Profits fall at Foxtons following downturn in London property market
Foxtons Group PLC today announced interim results for the half year ended 30 JUNE 2017.
Lettings revenue £32.1m down 2% versus prior year; Volumes up 1% with several growth initiatives underway, offset by fall in rental rates. Remains a resilient, recurring revenue stream.
Sales revenue £22.2m down 29% in the half; mainly driven by the Q1 surge in the prior year. Q2 sales revenue down 3% overall versus prior year and impacted by increased political uncertainty towards the end of the period.
Commenting on today’s statement, Nic Budden, Chief Executive Officer said:
“Our performance has been resilient in the context of a London property market that has been further impacted by unprecedented economic and political uncertainty. Whilst sales commissions in the second quarter as a whole were down 3% versus prior year, sales exchanges and our under offer pipeline weakened through June and the early part of July. The growth in our lettings portfolio was encouraging, up 2% to c.19,800 tenancies and now accounts for 55% of group revenues, delivering a steady and recurring income stream.

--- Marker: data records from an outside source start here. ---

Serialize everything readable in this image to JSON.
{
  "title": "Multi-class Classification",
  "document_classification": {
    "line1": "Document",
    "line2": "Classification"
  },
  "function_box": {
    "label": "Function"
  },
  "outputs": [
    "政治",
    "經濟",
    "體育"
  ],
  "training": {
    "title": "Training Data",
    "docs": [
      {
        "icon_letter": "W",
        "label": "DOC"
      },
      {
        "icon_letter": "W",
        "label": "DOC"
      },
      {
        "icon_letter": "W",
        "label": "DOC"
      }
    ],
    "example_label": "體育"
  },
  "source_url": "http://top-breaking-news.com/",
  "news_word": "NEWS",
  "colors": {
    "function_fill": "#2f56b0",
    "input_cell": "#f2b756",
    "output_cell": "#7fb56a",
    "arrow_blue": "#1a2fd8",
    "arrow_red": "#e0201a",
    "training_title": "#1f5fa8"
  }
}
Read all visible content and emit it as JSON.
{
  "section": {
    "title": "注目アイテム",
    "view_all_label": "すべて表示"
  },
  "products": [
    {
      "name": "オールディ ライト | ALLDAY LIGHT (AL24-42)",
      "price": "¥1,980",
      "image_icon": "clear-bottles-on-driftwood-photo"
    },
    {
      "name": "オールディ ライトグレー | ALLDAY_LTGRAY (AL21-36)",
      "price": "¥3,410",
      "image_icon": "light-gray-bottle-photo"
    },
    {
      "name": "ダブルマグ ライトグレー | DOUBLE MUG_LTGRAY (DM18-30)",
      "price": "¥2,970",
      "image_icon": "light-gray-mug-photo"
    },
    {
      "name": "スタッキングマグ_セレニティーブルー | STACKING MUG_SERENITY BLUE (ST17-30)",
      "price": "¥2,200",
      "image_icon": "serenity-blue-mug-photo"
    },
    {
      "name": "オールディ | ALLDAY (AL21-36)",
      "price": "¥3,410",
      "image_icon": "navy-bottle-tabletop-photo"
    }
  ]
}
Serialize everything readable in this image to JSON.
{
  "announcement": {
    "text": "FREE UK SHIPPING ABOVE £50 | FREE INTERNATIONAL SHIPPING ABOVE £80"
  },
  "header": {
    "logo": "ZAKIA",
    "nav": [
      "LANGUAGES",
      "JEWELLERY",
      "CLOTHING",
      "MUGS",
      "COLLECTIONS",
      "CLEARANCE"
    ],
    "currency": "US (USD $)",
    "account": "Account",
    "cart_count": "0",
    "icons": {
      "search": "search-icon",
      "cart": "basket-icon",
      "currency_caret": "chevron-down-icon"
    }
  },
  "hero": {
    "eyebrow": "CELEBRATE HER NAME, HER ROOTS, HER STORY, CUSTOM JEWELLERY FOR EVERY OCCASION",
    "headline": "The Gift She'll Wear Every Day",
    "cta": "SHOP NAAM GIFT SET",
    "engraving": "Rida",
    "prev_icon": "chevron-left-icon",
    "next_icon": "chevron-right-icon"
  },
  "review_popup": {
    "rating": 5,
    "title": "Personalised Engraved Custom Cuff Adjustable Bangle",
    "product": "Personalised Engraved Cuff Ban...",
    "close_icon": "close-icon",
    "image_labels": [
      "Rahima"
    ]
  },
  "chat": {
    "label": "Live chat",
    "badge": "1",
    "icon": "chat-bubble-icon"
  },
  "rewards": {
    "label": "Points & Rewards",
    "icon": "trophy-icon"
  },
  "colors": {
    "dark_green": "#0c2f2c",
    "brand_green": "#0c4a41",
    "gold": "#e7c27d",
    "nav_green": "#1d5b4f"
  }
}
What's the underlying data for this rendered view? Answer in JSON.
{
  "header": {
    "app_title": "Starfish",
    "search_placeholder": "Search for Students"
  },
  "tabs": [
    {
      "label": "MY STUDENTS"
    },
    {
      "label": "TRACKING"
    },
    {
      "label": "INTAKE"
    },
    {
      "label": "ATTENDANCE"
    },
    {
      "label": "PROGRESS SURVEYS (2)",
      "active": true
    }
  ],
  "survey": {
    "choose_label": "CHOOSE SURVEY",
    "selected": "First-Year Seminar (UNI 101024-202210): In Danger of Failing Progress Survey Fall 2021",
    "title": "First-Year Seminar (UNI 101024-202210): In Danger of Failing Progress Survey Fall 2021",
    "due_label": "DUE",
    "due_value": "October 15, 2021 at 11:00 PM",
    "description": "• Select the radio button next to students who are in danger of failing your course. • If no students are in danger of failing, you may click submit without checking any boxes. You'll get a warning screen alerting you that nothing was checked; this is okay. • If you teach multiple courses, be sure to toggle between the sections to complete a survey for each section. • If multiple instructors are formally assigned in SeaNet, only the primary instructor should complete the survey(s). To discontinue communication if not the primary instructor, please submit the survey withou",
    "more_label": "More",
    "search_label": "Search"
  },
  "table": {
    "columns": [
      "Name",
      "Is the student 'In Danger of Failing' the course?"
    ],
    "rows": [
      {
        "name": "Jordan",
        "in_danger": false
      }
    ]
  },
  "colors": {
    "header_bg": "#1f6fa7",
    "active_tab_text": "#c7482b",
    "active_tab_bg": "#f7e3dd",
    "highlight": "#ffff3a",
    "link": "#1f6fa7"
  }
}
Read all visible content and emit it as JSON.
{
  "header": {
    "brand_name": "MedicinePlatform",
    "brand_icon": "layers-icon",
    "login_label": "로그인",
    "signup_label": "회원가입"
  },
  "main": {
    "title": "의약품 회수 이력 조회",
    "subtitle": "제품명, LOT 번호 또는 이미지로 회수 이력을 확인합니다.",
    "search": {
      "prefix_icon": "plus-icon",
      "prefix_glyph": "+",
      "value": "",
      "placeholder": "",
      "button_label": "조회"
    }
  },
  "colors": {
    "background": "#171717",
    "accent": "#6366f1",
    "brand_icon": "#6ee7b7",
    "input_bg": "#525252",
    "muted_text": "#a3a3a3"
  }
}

“During the last six months we have maintained our relentless focus on delivering a market leading service for our customers and that remains our priority. We recently launched MyFoxtons for tenants and buyers, a sophisticated online portal to complement the equivalent for landlords and vendors launched last year, and early feedback has been encouraging. We have several new and exciting initiatives underway designed to build our lettings portfolio and strengthen our customer offer further. While conditions remain challenging, we are confident that these initiatives, together with the strength of our network, our balance sheet and our brand will support long term growth for our shareholders.”